Preconference: How to Quantify the Unquantifiable: The Methodology of Gender and Intersecting Dimensions of Identity

Thu, May 25, 8:00 to 12:30, Hilton San Diego Bayfront, Floor: 3, Aqua 305

Session Submission Type: Panel

Abstract

In the field of media and communication studies the methods we apply are informed by the theoretical paradigms of our investigations. Mass communication research on media users in long-running national surveys or media effects experiments are often tasked with reducing complex theoretical constructs to quantifiable categories. Similarly, research on representations in media applies categorical systematics to assess how gender, race, ethnicity, sexuality, disability, class, age, and other dimensions of identity are depicted across media outlets.

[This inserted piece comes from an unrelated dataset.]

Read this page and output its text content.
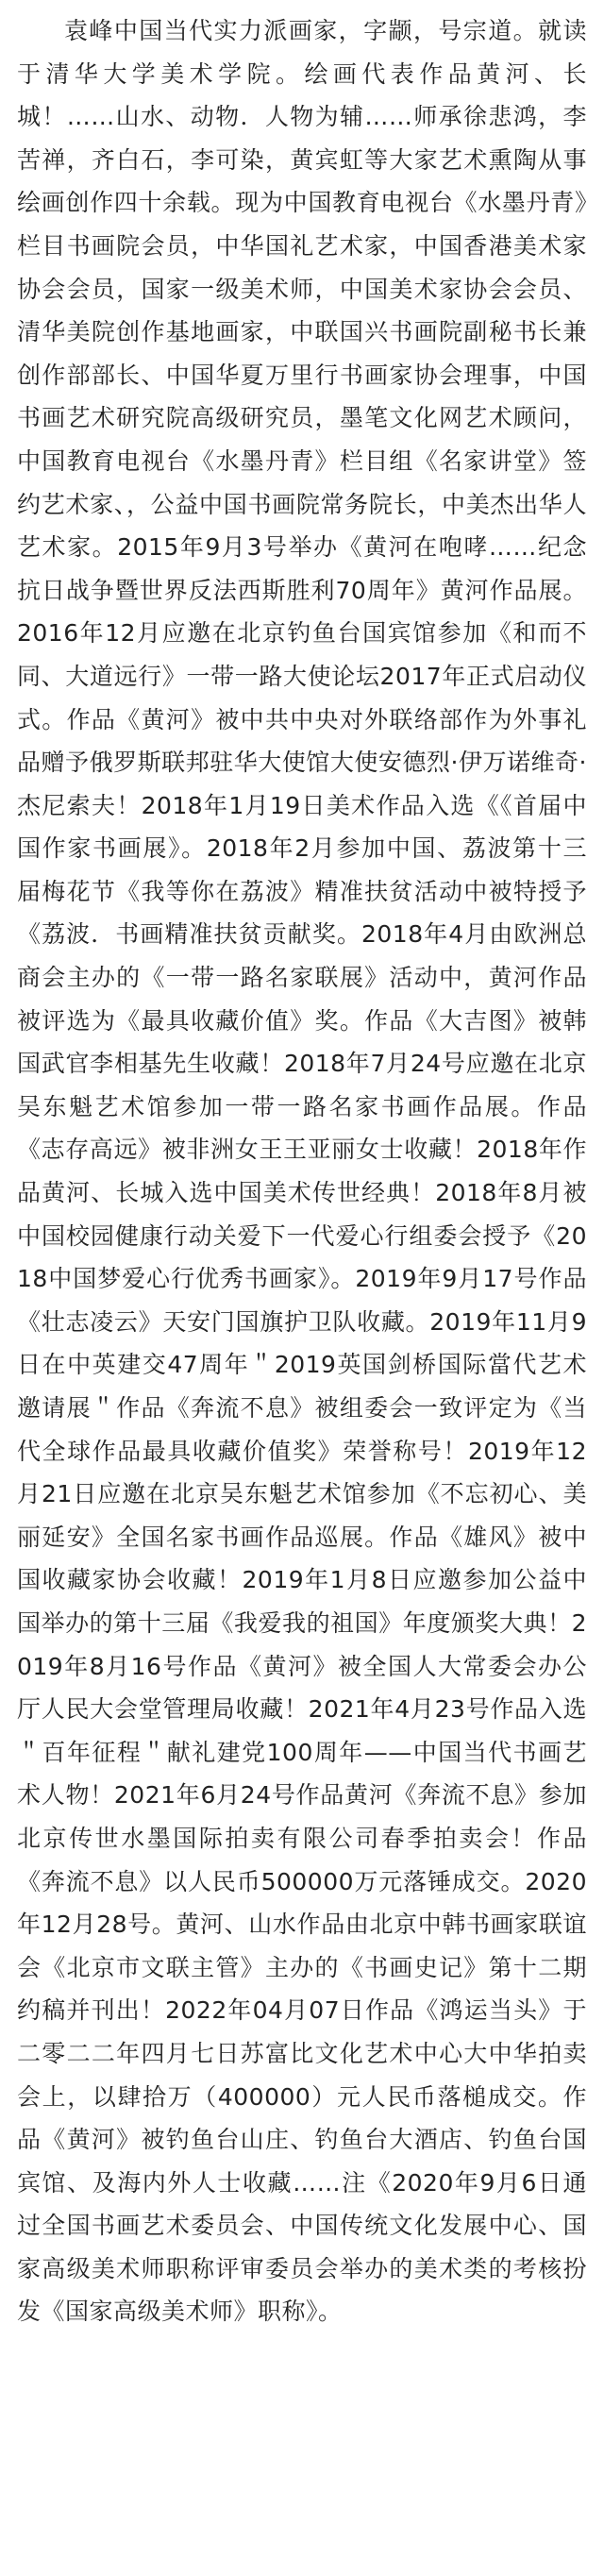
袁峰中国当代实力派画家，字颛，号宗道。就读于清华大学美术学院。绘画代表作品黄河、长城！……山水、动物．人物为辅……师承徐悲鸿，李苦禅，齐白石，李可染，黄宾虹等大家艺术熏陶从事绘画创作四十余载。现为中国教育电视台《水墨丹青》栏目书画院会员，中华国礼艺术家，中国香港美术家协会会员，国家一级美术师，中国美术家协会会员、清华美院创作基地画家，中联国兴书画院副秘书长兼创作部部长、中国华夏万里行书画家协会理事，中国书画艺术研究院高级研究员，墨笔文化网艺术顾问，中国教育电视台《水墨丹青》栏目组《名家讲堂》签约艺术家、，公益中国书画院常务院长，中美杰出华人艺术家。2015年9月3号举办《黄河在咆哮……纪念抗日战争暨世界反法西斯胜利70周年》黄河作品展。2016年12月应邀在北京钓鱼台国宾馆参加《和而不同、大道远行》一带一路大使论坛2017年正式启动仪式。作品《黄河》被中共中央对外联络部作为外事礼品赠予俄罗斯联邦驻华大使馆大使安德烈·伊万诺维奇·杰尼索夫！2018年1月19日美术作品入选《《首届中国作家书画展》。2018年2月参加中国、荔波第十三届梅花节《我等你在荔波》精准扶贫活动中被特授予《荔波．书画精准扶贫贡献奖。2018年4月由欧洲总商会主办的《一带一路名家联展》活动中，黄河作品被评选为《最具收藏价值》奖。作品《大吉图》被韩国武官李相基先生收藏！2018年7月24号应邀在北京吴东魁艺术馆参加一带一路名家书画作品展。作品《志存高远》被非洲女王王亚丽女士收藏！2018年作品黄河、长城入选中国美术传世经典！2018年8月被中国校园健康行动关爱下一代爱心行组委会授予《2018中国梦爱心行优秀书画家》。2019年9月17号作品《壮志凌云》天安门国旗护卫队收藏。2019年11月9日在中英建交47周年＂2019英国剑桥国际當代艺术邀请展＂作品《奔流不息》被组委会一致评定为《当代全球作品最具收藏价值奖》荣誉称号！2019年12月21日应邀在北京吴东魁艺术馆参加《不忘初心、美丽延安》全国名家书画作品巡展。作品《雄风》被中国收藏家协会收藏！2019年1月8日应邀参加公益中国举办的第十三届《我爱我的祖国》年度颁奖大典！2019年8月16号作品《黄河》被全国人大常委会办公厅人民大会堂管理局收藏！2021年4月23号作品入选＂百年征程＂献礼建党100周年——中国当代书画艺术人物！2021年6月24号作品黄河《奔流不息》参加北京传世水墨国际拍卖有限公司春季拍卖会！作品《奔流不息》以人民币500000万元落锤成交。2020年12月28号。黄河、山水作品由北京中韩书画家联谊会《北京市文联主管》主办的《书画史记》第十二期约稿并刊出！2022年04月07日作品《鸿运当头》于二零二二年四月七日苏富比文化艺术中心大中华拍卖会上，以肆拾万（400000）元人民币落槌成交。作品《黄河》被钓鱼台山庄、钓鱼台大酒店、钓鱼台国宾馆、及海内外人士收藏……注《2020年9月6日通过全国书画艺术委员会、中国传统文化发展中心、国家高级美术师职称评审委员会举办的美术类的考核扮发《国家高级美术师》职称》。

On the one hand, research applying standardized methods usually falls short in acknowledging the social construction and blurring boundaries of these categories. On the other hand, scholarship informed by deconstructivist theories has aimed to identify examples and patterns of media realities, but are sometimes criticized for including far-reaching conclusions without generalizable evidence.

Our keynote speaker, Prof. Dr. Susanne Kinnebrock (University of Augsburg, Germany) will open the pre-conference with an overview of how the concepts of gender and sex have historically evolved within our research traditions and how closely related our methodological approaches to these developments have been. This will set the stage to elaborate and think about ways to critically appraise gender and its intersecting dimensions within the quantitative paradigm.

Overall, the pre-conference aims to bring together scholars with different approaches to the same issues with the intention of informing as well as inspiring collaborative approaches across disciplines and paradigms. We invite innovative thinking on what methodologies are open to us, both when we ask questions concerning large populations or when we seek to quantify complex ideas. What methodological approaches can we productively employ while assessing matters of gender, sex, race, ethnicity, and class in a thoughtful manner?